这次开发会员列表的时候遇到的问题首先有100个用户状态码为以下
正常:1
冻结:2
删除:0
我想要的效果是这样的
-
总数:100名 / 正常:34名 / 冻结:30名 / 删除:36名
-
这里是用户表格
// router
Route::get('member/{state?}','MemberController@browse')
->where(['state' => 'total|block|delete']);
// controller
// $state 默认是 normal
switch($state){
case 'block':$where[] = ['state','=',2];break;
case 'normal':$where[] = ['state','=',1];break;
case 'delete':$where[] = ['state','=',0];break;
}
$members = Member::where($where)->paginate(30);
但假如我要计数的话,必须得这么做么?
$count = [
'total' => Member::count(),
'block' => Member::where('state',2)->count(),
'normal' => Member::where('state',1)->count(),
'delete' => Member::where('state',0)->count(),
];
// controller
// $state 默认是 normal
switch($state){
case 'block':$where[] = ['state','=',2];break;
case 'normal':$where[] = ['state','=',1];break;
case 'delete':$where[] = ['state','=',0];break;
}
$members = Member::where($where)->paginate(30);
return view('xxx',compact('count','members'));
还是有别的方法啊?我觉得这也太原始了。
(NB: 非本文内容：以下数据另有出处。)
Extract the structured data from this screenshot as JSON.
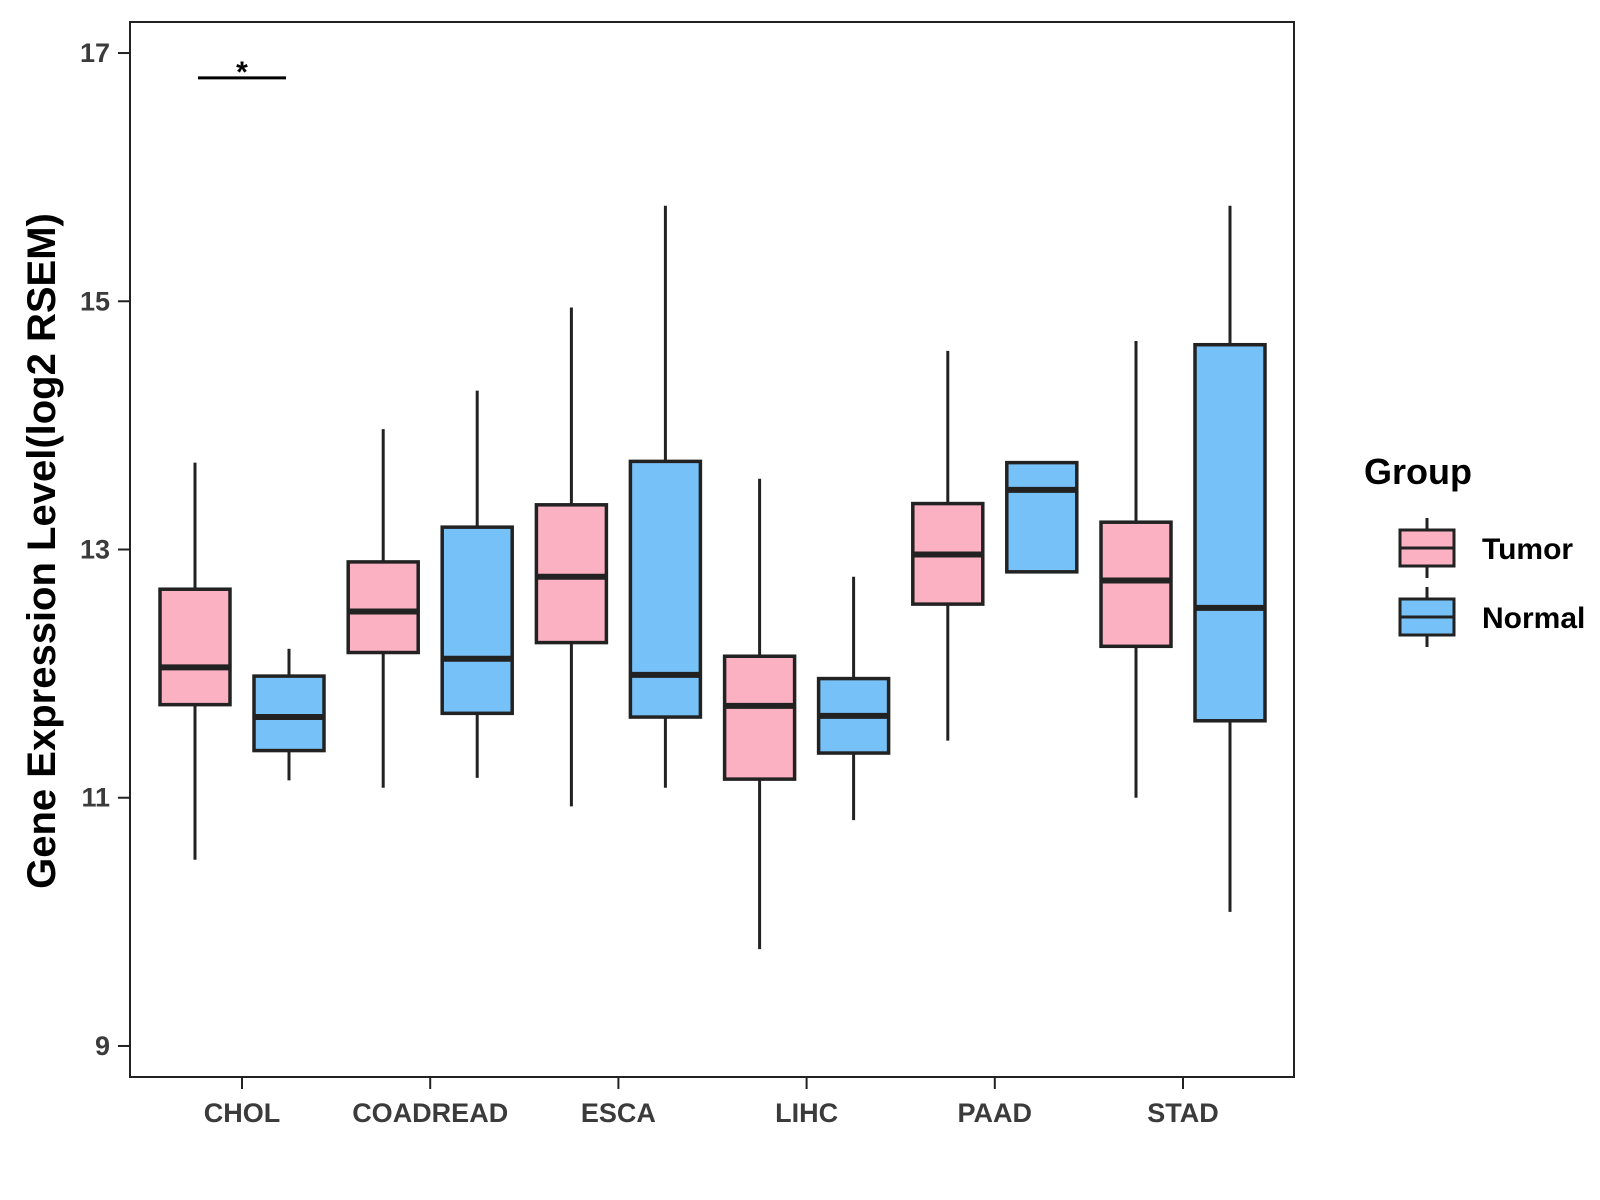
{
  "chart_data": {
    "type": "box",
    "title": "",
    "xlabel": "",
    "ylabel": "Gene Expression Level(log2 RSEM)",
    "categories": [
      "CHOL",
      "COADREAD",
      "ESCA",
      "LIHC",
      "PAAD",
      "STAD"
    ],
    "ylim": [
      8.75,
      17.25
    ],
    "yticks": [
      9,
      11,
      13,
      15,
      17
    ],
    "grid": false,
    "legend": {
      "title": "Group",
      "position": "right"
    },
    "series": [
      {
        "name": "Tumor",
        "color": "#FBB1C2",
        "boxes": [
          {
            "min": 10.5,
            "q1": 11.75,
            "median": 12.05,
            "q3": 12.68,
            "max": 13.7
          },
          {
            "min": 11.08,
            "q1": 12.17,
            "median": 12.5,
            "q3": 12.9,
            "max": 13.97
          },
          {
            "min": 10.93,
            "q1": 12.25,
            "median": 12.78,
            "q3": 13.36,
            "max": 14.95
          },
          {
            "min": 9.78,
            "q1": 11.15,
            "median": 11.74,
            "q3": 12.14,
            "max": 13.57
          },
          {
            "min": 11.46,
            "q1": 12.56,
            "median": 12.96,
            "q3": 13.37,
            "max": 14.6
          },
          {
            "min": 11.0,
            "q1": 12.22,
            "median": 12.75,
            "q3": 13.22,
            "max": 14.68
          }
        ]
      },
      {
        "name": "Normal",
        "color": "#76C1F7",
        "boxes": [
          {
            "min": 11.14,
            "q1": 11.38,
            "median": 11.65,
            "q3": 11.98,
            "max": 12.2
          },
          {
            "min": 11.16,
            "q1": 11.68,
            "median": 12.12,
            "q3": 13.18,
            "max": 14.28
          },
          {
            "min": 11.08,
            "q1": 11.65,
            "median": 11.99,
            "q3": 13.71,
            "max": 15.77
          },
          {
            "min": 10.82,
            "q1": 11.36,
            "median": 11.66,
            "q3": 11.96,
            "max": 12.78
          },
          {
            "min": 12.82,
            "q1": 12.82,
            "median": 13.48,
            "q3": 13.7,
            "max": 13.7
          },
          {
            "min": 10.08,
            "q1": 11.62,
            "median": 12.53,
            "q3": 14.65,
            "max": 15.77
          }
        ]
      }
    ],
    "annotations": [
      {
        "category": "CHOL",
        "text": "*",
        "y": 16.8
      }
    ]
  }
}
我写那么多Member::where是否对数据库有负载?DEBUG里显示是这样
select * from `admins` where `id` = '1' limit 1
select count(*) as aggregate from `members`
select count(*) as aggregate from `members` where `state` = '1'
select count(*) as aggregate from `members` where `state` = '2'
select count(*) as aggregate from `members` where `state` = '0'
select count(*) as aggregate from `members` where (`state` = '0')
select * from `members` where (`state` = '0') order by `id` desc limit 30 offset 0
觉得用户列表有太多数据库请求,
这个有没有优化的方法?还是不管这些一直写下去?